İşlemlerin Gerçekliğini İspat

213 sayılı Vergi Usul Kanununun 3/B maddesine göre vergilendirmede vergiyi doğuran olay ve bu olaya ilişkin muamelelerin gerçek mahiyeti esas olup, vergiyi doğuran olay ve bu olaya ilişkin muamelelerin gerçek mahiyetinin yemin hariç her türlü delille ispatlanması mümkündür.

Düzenledikleri veya kullandıkları belgelerin sahteliğine veya muhteviyatı itibarıyla yanıltıcı olduğuna ilişkin inceleme veya idari araştırma aşamasında mükellefe, söz konusu belgelerin gerçekliğine yönelik deliller ileri sürme imkânı verilir. Aynı şekilde kendileri hakkında olumsuz rapor veya olumsuz tespit bulunmamakla birlikte mal veya hizmet satın aldıkları mükellefler hakkında olumsuz rapor veya olumsuz tespit bulunan mükelleflere de bu imkân sağlanır. Söz konusu karşı deliller inceleme veya araştırmaya konu iş, işlem ve belgelerle ilgili olmalı ve bir yazı ile idari makama ibraz edilmelidir. Karşı deliller incelemeye başlanmış olması halinde inceleme elemanına, incelemeye başlanmamışsa ilgili vergi dairesine sunulur.

Dolayısıyla idare tarafından sahte veya yanıltıcı olduğu yönünde bulgular bulunan bir belgenin gerçek bir işleme dayandığı ve dayandığı işlemi mahiyet ve miktar itibarıyla doğru olarak yansıttığı işlemin tarafları, ilgilileri (iade talep edenler) veya mükellefler tarafından 213 sayılı Kanunun 3’üncü maddesindeki delil serbestisi kapsamında iddia ve ispat olunabilir.

İleri sürülen karşı delillerin işlemin gerçekliğini göstermesi halinde özel esaslar uygulanmaz. İşlemin tarafları, ilgililer ve mükellefler delillerini işlem ve belge ile ilgili olmak kaydıyla yazı ile ileri sürebilir.

Bu şekilde ileri sürülen iddia ve deliller, inceleme elemanı veya idare tarafından karşı delillerle çürütülmek suretiyle belgenin sahte veya yanıltıcı olduğu ispatlanabilir.

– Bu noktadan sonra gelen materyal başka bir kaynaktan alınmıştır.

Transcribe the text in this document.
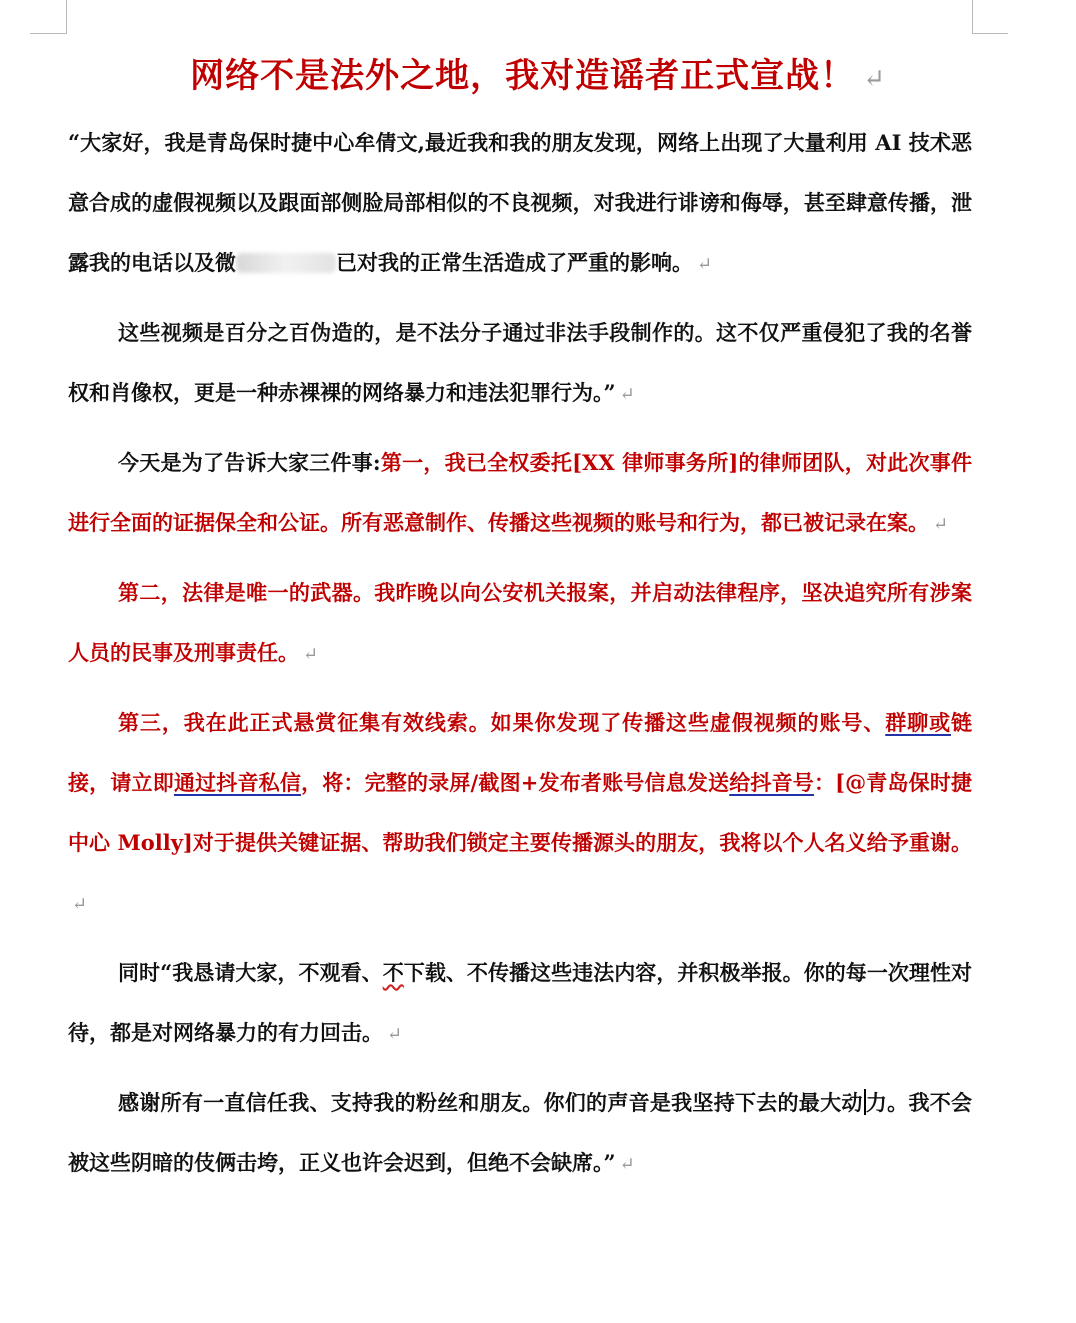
网络不是法外之地，我对造谣者正式宣战！ ↵

“大家好，我是青岛保时捷中心牟倩文,最近我和我的朋友发现，网络上出现了大量利用 AI 技术恶意合成的虚假视频以及跟面部侧脸局部相似的不良视频，对我进行诽谤和侮辱，甚至肆意传播，泄露我的电话以及微	已对我的正常生活造成了严重的影响。 ↵

这些视频是百分之百伪造的，是不法分子通过非法手段制作的。这不仅严重侵犯了我的名誉权和肖像权，更是一种赤裸裸的网络暴力和违法犯罪行为。” ↵

今天是为了告诉大家三件事:第一，我已全权委托[XX 律师事务所]的律师团队，对此次事件进行全面的证据保全和公证。所有恶意制作、传播这些视频的账号和行为，都已被记录在案。 ↵

第二，法律是唯一的武器。我昨晚以向公安机关报案，并启动法律程序，坚决追究所有涉案人员的民事及刑事责任。 ↵

第三，我在此正式悬赏征集有效线索。如果你发现了传播这些虚假视频的账号、群聊或链接，请立即通过抖音私信，将：完整的录屏/截图+发布者账号信息发送给抖音号：[@青岛保时捷中心 Molly]对于提供关键证据、帮助我们锁定主要传播源头的朋友，我将以个人名义给予重谢。↵

同时“我恳请大家，不观看、不下载、不传播这些违法内容，并积极举报。你的每一次理性对待，都是对网络暴力的有力回击。 ↵

感谢所有一直信任我、支持我的粉丝和朋友。你们的声音是我坚持下去的最大动 力。我不会被这些阴暗的伎俩击垮，正义也许会迟到，但绝不会缺席。” ↵
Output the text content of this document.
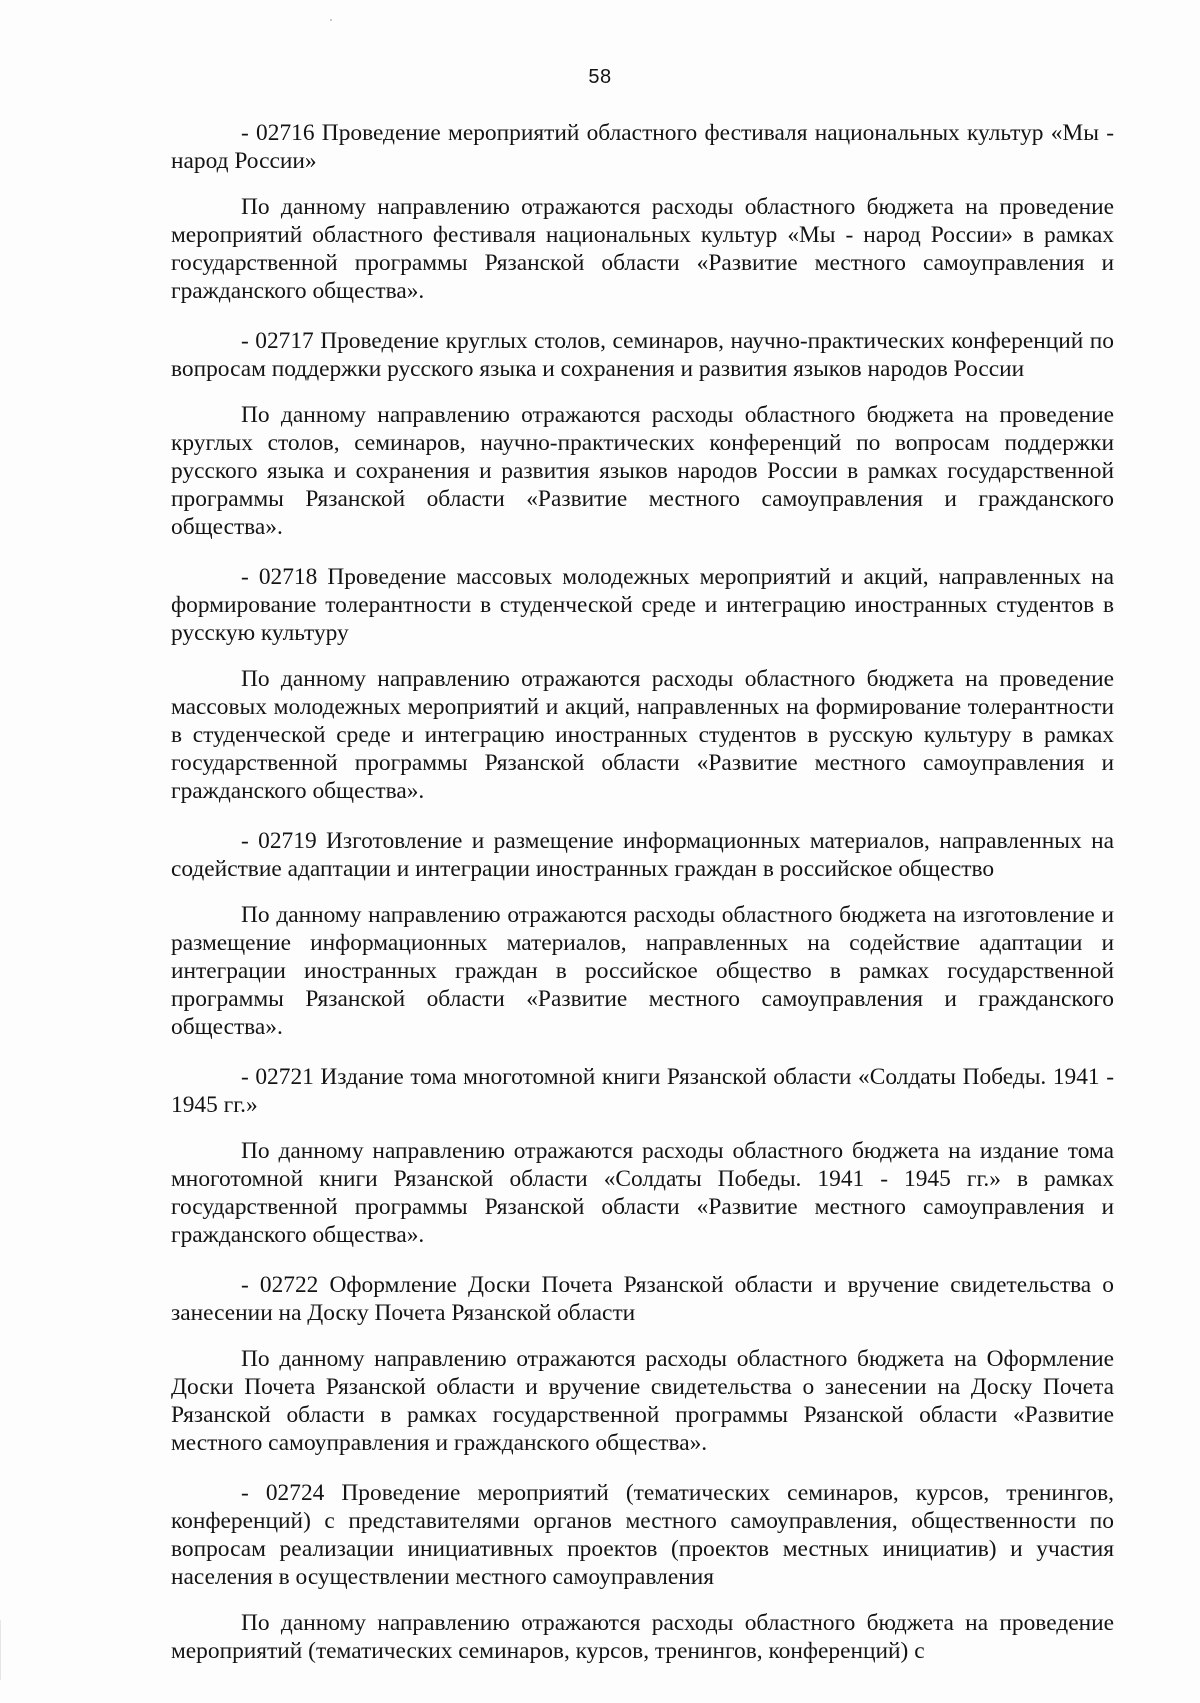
58

- 02716 Проведение мероприятий областного фестиваля национальных культур «Мы - народ России»

По данному направлению отражаются расходы областного бюджета на проведение мероприятий областного фестиваля национальных культур «Мы - народ России» в рамках государственной программы Рязанской области «Развитие местного самоуправления и гражданского общества».

- 02717 Проведение круглых столов, семинаров, научно-практических конференций по вопросам поддержки русского языка и сохранения и развития языков народов России

По данному направлению отражаются расходы областного бюджета на проведение круглых столов, семинаров, научно-практических конференций по вопросам поддержки русского языка и сохранения и развития языков народов России в рамках государственной программы Рязанской области «Развитие местного самоуправления и гражданского общества».

- 02718 Проведение массовых молодежных мероприятий и акций, направленных на формирование толерантности в студенческой среде и интеграцию иностранных студентов в русскую культуру

По данному направлению отражаются расходы областного бюджета на проведение массовых молодежных мероприятий и акций, направленных на формирование толерантности в студенческой среде и интеграцию иностранных студентов в русскую культуру в рамках государственной программы Рязанской области «Развитие местного самоуправления и гражданского общества».

- 02719 Изготовление и размещение информационных материалов, направленных на содействие адаптации и интеграции иностранных граждан в российское общество

По данному направлению отражаются расходы областного бюджета на изготовление и размещение информационных материалов, направленных на содействие адаптации и интеграции иностранных граждан в российское общество в рамках государственной программы Рязанской области «Развитие местного самоуправления и гражданского общества».

- 02721 Издание тома многотомной книги Рязанской области «Солдаты Победы. 1941 - 1945 гг.»

По данному направлению отражаются расходы областного бюджета на издание тома многотомной книги Рязанской области «Солдаты Победы. 1941 - 1945 гг.» в рамках государственной программы Рязанской области «Развитие местного самоуправления и гражданского общества».

- 02722 Оформление Доски Почета Рязанской области и вручение свидетельства о занесении на Доску Почета Рязанской области

По данному направлению отражаются расходы областного бюджета на Оформление Доски Почета Рязанской области и вручение свидетельства о занесении на Доску Почета Рязанской области в рамках государственной программы Рязанской области «Развитие местного самоуправления и гражданского общества».

- 02724 Проведение мероприятий (тематических семинаров, курсов, тренингов, конференций) с представителями органов местного самоуправления, общественности по вопросам реализации инициативных проектов (проектов местных инициатив) и участия населения в осуществлении местного самоуправления

По данному направлению отражаются расходы областного бюджета на проведение мероприятий (тематических семинаров, курсов, тренингов, конференций) с
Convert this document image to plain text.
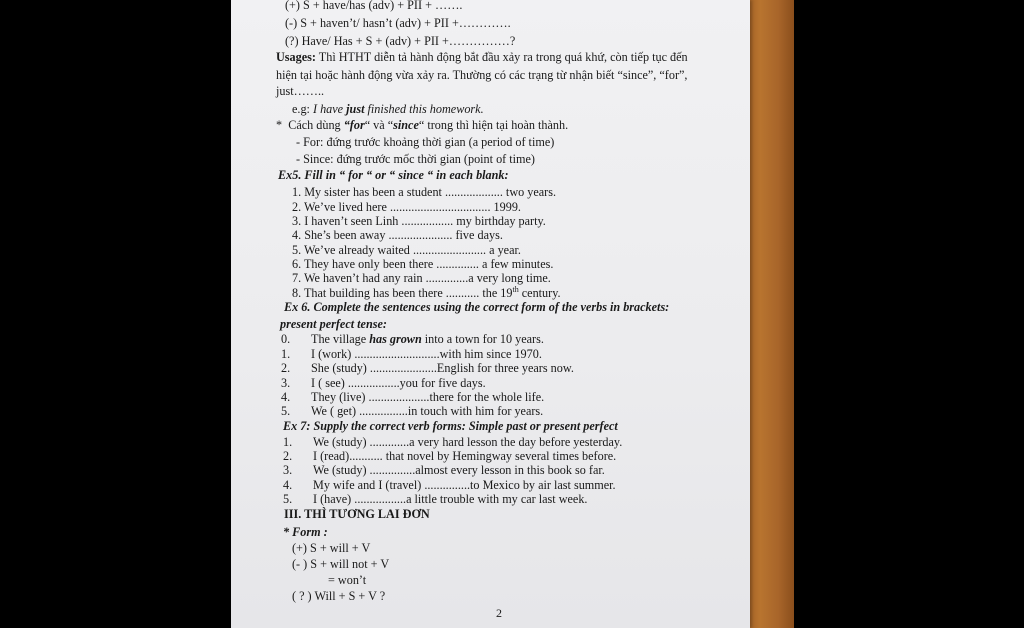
(+) S + have/has (adv) + PII + …….
(-) S + haven’t/ hasn’t (adv) + PII +………….
(?) Have/ Has + S + (adv) + PII +……………?
Usages: Thì HTHT diễn tả hành động bắt đầu xảy ra trong quá khứ, còn tiếp tục đến
hiện tại hoặc hành động vừa xảy ra. Thường có các trạng từ nhận biết “since”, “for”,
just……..
e.g: I have just finished this homework.
* Cách dùng “for“ và “since“ trong thì hiện tại hoàn thành.
- For: đứng trước khoảng thời gian (a period of time)
- Since: đứng trước mốc thời gian (point of time)
Ex5. Fill in “ for “ or “ since “ in each blank:
1. My sister has been a student ................... two years.
2. We’ve lived here ................................. 1999.
3. I haven’t seen Linh ................. my birthday party.
4. She’s been away ..................... five days.
5. We’ve already waited ........................ a year.
6. They have only been there .............. a few minutes.
7. We haven’t had any rain ..............a very long time.
8. That building has been there ........... the 19th century.
Ex 6. Complete the sentences using the correct form of the verbs in brackets:
present perfect tense:
0. The village has grown into a town for 10 years.
1. I (work) ............................with him since 1970.
2. She (study) ......................English for three years now.
3. I ( see) .................you for five days.
4. They (live) ....................there for the whole life.
5. We ( get) ................in touch with him for years.
Ex 7: Supply the correct verb forms: Simple past or present perfect
1. We (study) .............a very hard lesson the day before yesterday.
2. I (read)........... that novel by Hemingway several times before.
3. We (study) ...............almost every lesson in this book so far.
4. My wife and I (travel) ...............to Mexico by air last summer.
5. I (have) .................a little trouble with my car last week.
III. THÌ TƯƠNG LAI ĐƠN
* Form :
(+) S + will + V
(- ) S + will not + V
= won’t
( ? ) Will + S + V ?
2
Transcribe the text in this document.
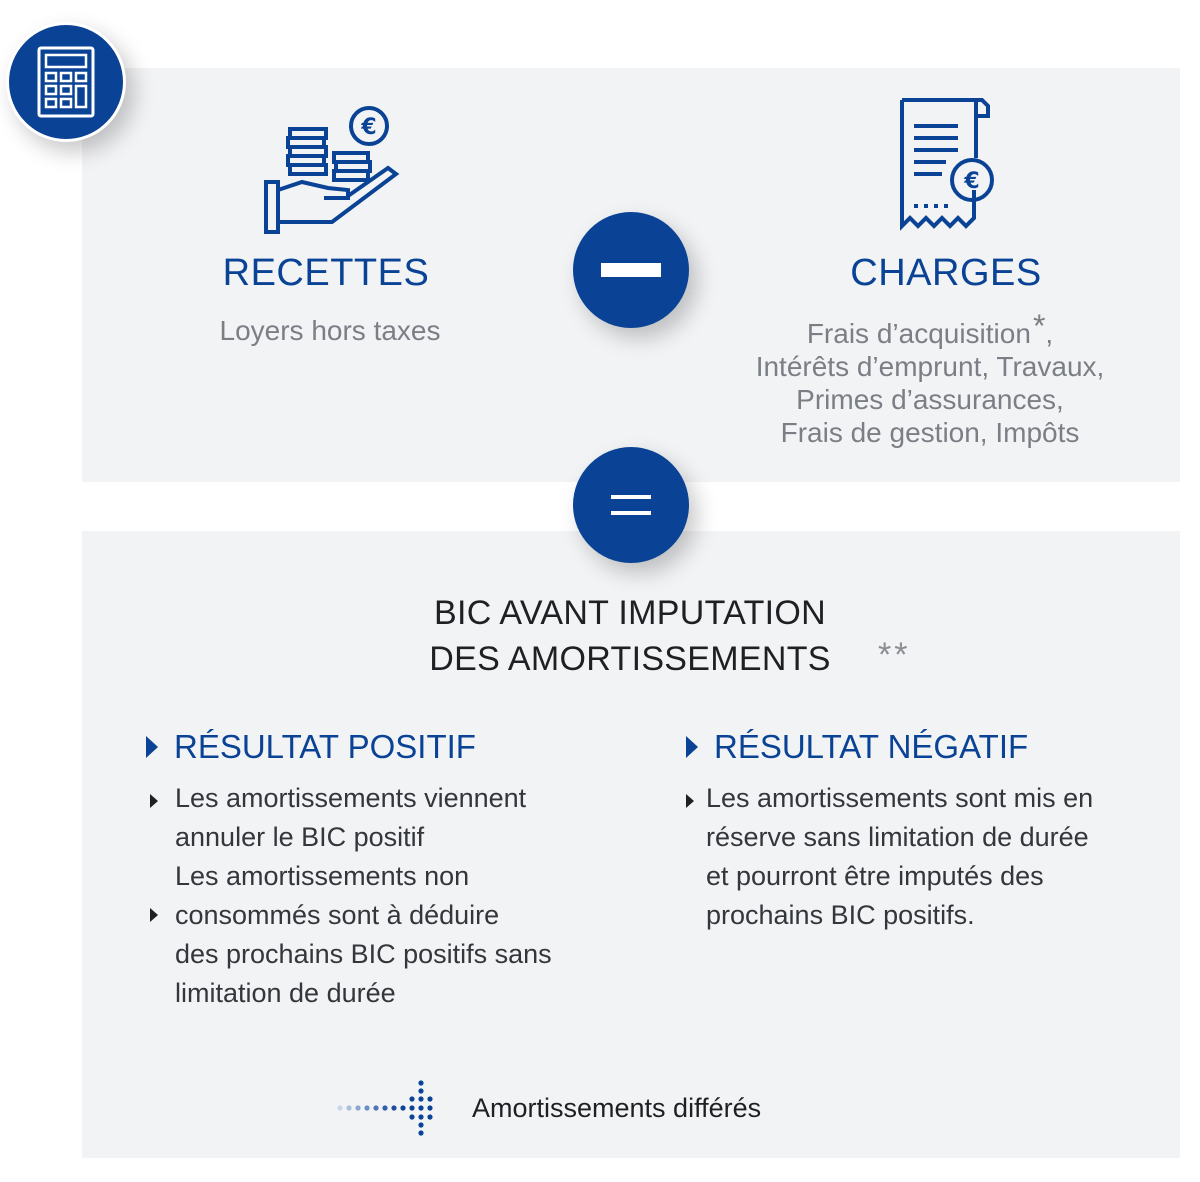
€
RECETTES
Loyers hors taxes
€
CHARGES
Frais d’acquisition*,
Intérêts d’emprunt, Travaux,
Primes d’assurances,
Frais de gestion, Impôts
BIC AVANT IMPUTATION
DES AMORTISSEMENTS	**
RÉSULTAT POSITIF
Les amortissements viennent
annuler le BIC positif
Les amortissements non
consommés sont à déduire
des prochains BIC positifs sans
limitation de durée
RÉSULTAT NÉGATIF
Les amortissements sont mis en
réserve sans limitation de durée
et pourront être imputés des
prochains BIC positifs.
Amortissements différés
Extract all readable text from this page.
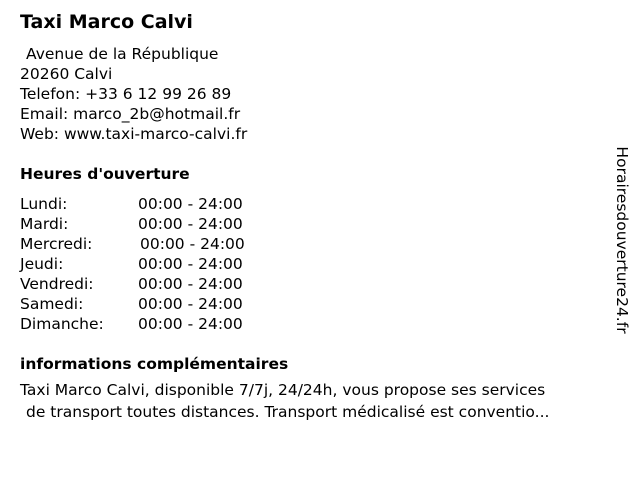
Taxi Marco Calvi
Avenue de la République
20260 Calvi
Telefon: +33 6 12 99 26 89
Email: marco_2b@hotmail.fr
Web: www.taxi-marco-calvi.fr
Heures d'ouverture
Lundi:	00:00 - 24:00
Mardi:	00:00 - 24:00
Mercredi:	00:00 - 24:00
Jeudi:	00:00 - 24:00
Vendredi:	00:00 - 24:00
Samedi:	00:00 - 24:00
Dimanche: 00:00 - 24:00
informations complémentaires
Taxi Marco Calvi, disponible 7/7j, 24/24h, vous propose ses services
de transport toutes distances. Transport médicalisé est conventio...
Horairesdouverture24.fr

Bu durumda ileri sürülen delillerin ele alınıp raporda veya dayanak bir yazı ile çürütüldüğü karşı delillerle açıklanarak mükellef veya ilgili özel esaslara alınır.

Sınırlandırıcı olmamak kaydıyla belgenin gerçekliğini ve doğruluğunu ispatta aşağıdaki deliller kullanılabilir:

  1. a) İşlem bedelinin ödendiğinin belgelendirilmesi.

Ödeme, iade talebinde bulunan mükellef tarafından ödemeyi tevsik eden belge aslı veya noter onaylı örneği ile tevsik edilebilir.

Ödemenin 5411 sayılı Bankalar Kanunu hükümlerine göre faaliyette bulunan bankalar vasıtasıyla veya 6102 sayılı Türk Ticaret Kanununun785 inci maddesinin (1) numaralı fıkrası kapsamında düzenlenen çekler ile de tevsiki mümkündür.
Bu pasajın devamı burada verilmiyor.